Rima Ariadaeus is a linear rille on the Moon at . It is named after the crater Ariadaeus, which marks its eastern end. It is over 300 km long and is categorized as a straight rille because of its linear nature.

Formation 
Some scientists think that the linear rilles might have formed after large impact events, while others believe that the rilles were formed as a surface manifestation of deep-seated dike systems when the Moon was still volcanically active. Rima Ariadaeus is thought to have been formed when a section of the Moon's crust sank down between two parallel fault lines (making it a graben or fault trough). Rima Ariadaeus shows no trace of associated volcanism and is thus considered to be an end member of the sequence where only pure faulting is involved i.e. a linear rille.

Age 
The ridges crossing the rille trough of Rima Ariadaeus and the surrounding plains units have been offset by the trough, proving that the ridges are older than the faults. Some craters are cut off by the faults and are, therefore, older. Other craters lie on the wall of the trough and are younger than the faulting. The faulting must be relatively young because so few craters appear to be younger than the faults, and because the edges of the trough appear to be crisp and little affected by slumping and other mass wasting.

NASA photograph 
Apollo mission photographs of the Rima Ariadaeus revealed a 300 km-long (about one eighteenth of the moon's diameter) rift line on the surface of the moon.

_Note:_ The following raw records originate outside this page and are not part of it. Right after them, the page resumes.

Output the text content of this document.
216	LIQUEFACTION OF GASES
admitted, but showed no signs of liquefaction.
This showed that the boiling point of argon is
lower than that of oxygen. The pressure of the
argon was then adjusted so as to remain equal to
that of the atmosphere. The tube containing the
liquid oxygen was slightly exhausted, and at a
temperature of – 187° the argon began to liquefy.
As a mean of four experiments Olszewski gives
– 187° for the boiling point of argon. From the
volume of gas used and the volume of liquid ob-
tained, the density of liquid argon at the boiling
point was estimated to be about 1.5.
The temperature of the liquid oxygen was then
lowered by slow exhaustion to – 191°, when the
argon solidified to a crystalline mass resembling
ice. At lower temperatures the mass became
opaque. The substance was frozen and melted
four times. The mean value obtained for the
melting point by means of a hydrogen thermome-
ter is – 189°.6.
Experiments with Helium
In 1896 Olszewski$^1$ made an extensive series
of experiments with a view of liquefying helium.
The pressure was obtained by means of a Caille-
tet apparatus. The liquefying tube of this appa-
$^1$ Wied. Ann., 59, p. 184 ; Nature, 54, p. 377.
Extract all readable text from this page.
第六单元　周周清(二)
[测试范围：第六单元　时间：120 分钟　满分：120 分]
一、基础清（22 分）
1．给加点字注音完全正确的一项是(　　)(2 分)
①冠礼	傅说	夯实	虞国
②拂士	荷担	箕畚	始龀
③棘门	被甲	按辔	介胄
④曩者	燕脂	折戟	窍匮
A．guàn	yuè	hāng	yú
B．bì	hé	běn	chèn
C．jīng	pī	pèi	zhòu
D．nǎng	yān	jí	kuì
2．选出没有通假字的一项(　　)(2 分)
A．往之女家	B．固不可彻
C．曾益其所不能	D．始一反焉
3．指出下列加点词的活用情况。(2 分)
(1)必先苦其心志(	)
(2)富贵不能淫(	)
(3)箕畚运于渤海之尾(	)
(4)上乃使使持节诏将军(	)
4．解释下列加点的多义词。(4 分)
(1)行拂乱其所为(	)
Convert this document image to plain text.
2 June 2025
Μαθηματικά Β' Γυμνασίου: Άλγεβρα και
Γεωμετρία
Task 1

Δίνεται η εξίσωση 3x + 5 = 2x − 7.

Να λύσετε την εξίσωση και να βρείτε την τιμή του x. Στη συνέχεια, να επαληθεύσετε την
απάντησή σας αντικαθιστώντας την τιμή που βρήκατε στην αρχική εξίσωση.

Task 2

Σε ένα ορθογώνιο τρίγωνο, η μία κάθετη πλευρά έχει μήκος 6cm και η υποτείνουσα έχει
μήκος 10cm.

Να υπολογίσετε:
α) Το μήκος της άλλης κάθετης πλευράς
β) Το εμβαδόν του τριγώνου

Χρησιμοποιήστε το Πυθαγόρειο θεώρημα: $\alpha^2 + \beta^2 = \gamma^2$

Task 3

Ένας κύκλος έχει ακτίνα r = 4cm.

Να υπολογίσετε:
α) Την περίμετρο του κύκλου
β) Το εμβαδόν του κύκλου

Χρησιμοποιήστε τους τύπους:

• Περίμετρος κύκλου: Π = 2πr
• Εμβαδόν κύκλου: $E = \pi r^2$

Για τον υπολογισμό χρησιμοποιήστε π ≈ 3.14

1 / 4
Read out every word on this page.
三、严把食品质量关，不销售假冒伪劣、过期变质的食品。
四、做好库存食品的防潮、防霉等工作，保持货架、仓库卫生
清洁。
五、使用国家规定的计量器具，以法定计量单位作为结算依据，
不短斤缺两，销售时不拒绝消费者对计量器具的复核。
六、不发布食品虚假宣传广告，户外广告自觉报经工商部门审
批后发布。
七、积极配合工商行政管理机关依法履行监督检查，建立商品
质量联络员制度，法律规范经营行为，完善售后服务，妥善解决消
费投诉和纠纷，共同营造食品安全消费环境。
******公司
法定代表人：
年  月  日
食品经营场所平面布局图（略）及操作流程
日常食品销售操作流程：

On being asked in 2010 about Internet suggestions that this was proof of the Islamic story of the splitting of the moon, NASA scientist Brad Bailey said, "My recommendation is to not believe everything you read on the internet. Peer-reviewed papers are the only scientifically valid sources of information out there. No current scientific evidence reports that the Moon was split into two (or more) parts and then reassembled at any point in the past."